The upshot is that the EU-backed green bonds do not require partner countries to avoid Chinese suppliers and offer no incentive for them to do so.
The question of to handle Chinese suppliers in EU-funded projects abroad has long been a sticking point for European development finance. Brussels struggles to persuade third countries to buy from more expensive non-Chinese vendors unless it can cover the extra cost, and so far, it has been reluctant to do so.
But the imperative of excluding Chinese suppliers is not limited to supply chain dependencies that might be weaponised; it is also increasingly a matter of cybersecurity.
Cybersecurity risk
Last month, the European Commission circulated guidance requesting that all EU-funded projects generating renewable energy phase out high-risk power inverters – meaning Chinese-made ones – citing cybersecurity risks to the EU energy grid.
The concern is that firms that dominate in the solar inverter market, among them Huawei, might be able to remotely manipulate the energy grid, destabilise it, and in a worst-case scenario trigger full blackouts.
The Green Bond Initiative was given the green light before the Commission issued the guidance, which in any case only applies to projects outside the EU from 15 April 2027.
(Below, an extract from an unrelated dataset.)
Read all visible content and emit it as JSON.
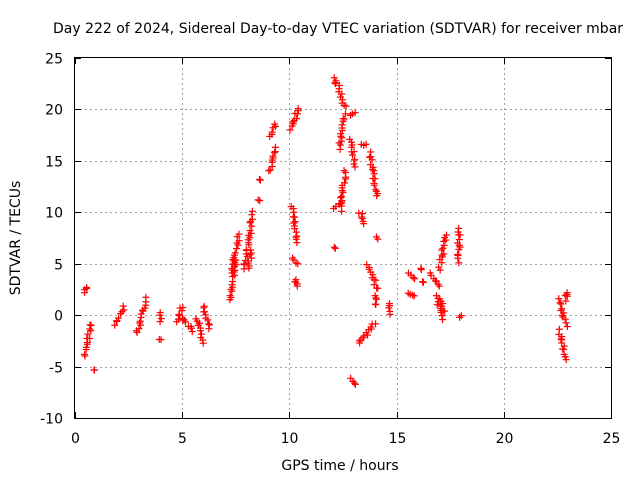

There are now concerns that the investment programme could both increase third countries’ exposure to risky Chinese technology and create security risks for Europe’s own energy infrastructure.
Energy grids do not operate in isolation, which is why phasing out Chinese inverters at home might make little sense if the same rules are not applied to Europe’s immediate neighbours. North African countries, many of which are part of the Green Bond Initiative, are the most exposed.
“Having EU-financed projects built by Chinese companies is precisely what we want to avoid,” a second Commission official told Euronews, noting that the Mediterranean region is where China’s influence poses the highest risks.
Underlying tensions
The Commission has been pushing the EIB and other European investment institutions to apply the phase-out requirements for risky solar inverters across the board, but both institutions have pushed back and sought exemptions.
In the context of the Green Bond Initiative, since no exclusion mechanism exists, the problem may be as much about governance as procurement.
The Commission is expected to exert pressure on the initiative’s fund manager, Amundi, Europe’s largest asset manager. But it will have to do so against a project pipeline that appears to have been drawn up without those requirements in mind.
For investment banks, the priority is financial viability and return on investment, whereas supply chain considerations cannot translate into commercially unreasonable costs.
But in a context where critical dependencies are increasingly weaponised by China, and where the EU is increasingly serious about reducing its reliance on Beijing, geopolitical risk is becoming a decisive factor.
“The EIB wants exemptions on everything, the Commission is pushing back on the whole front,” a third EU official said. “The situation is still unclear; this back and forth will go on for a while.”
The European Commission did not reply to Euronews’ request for comment by the time of publication. The EIB declined to comment.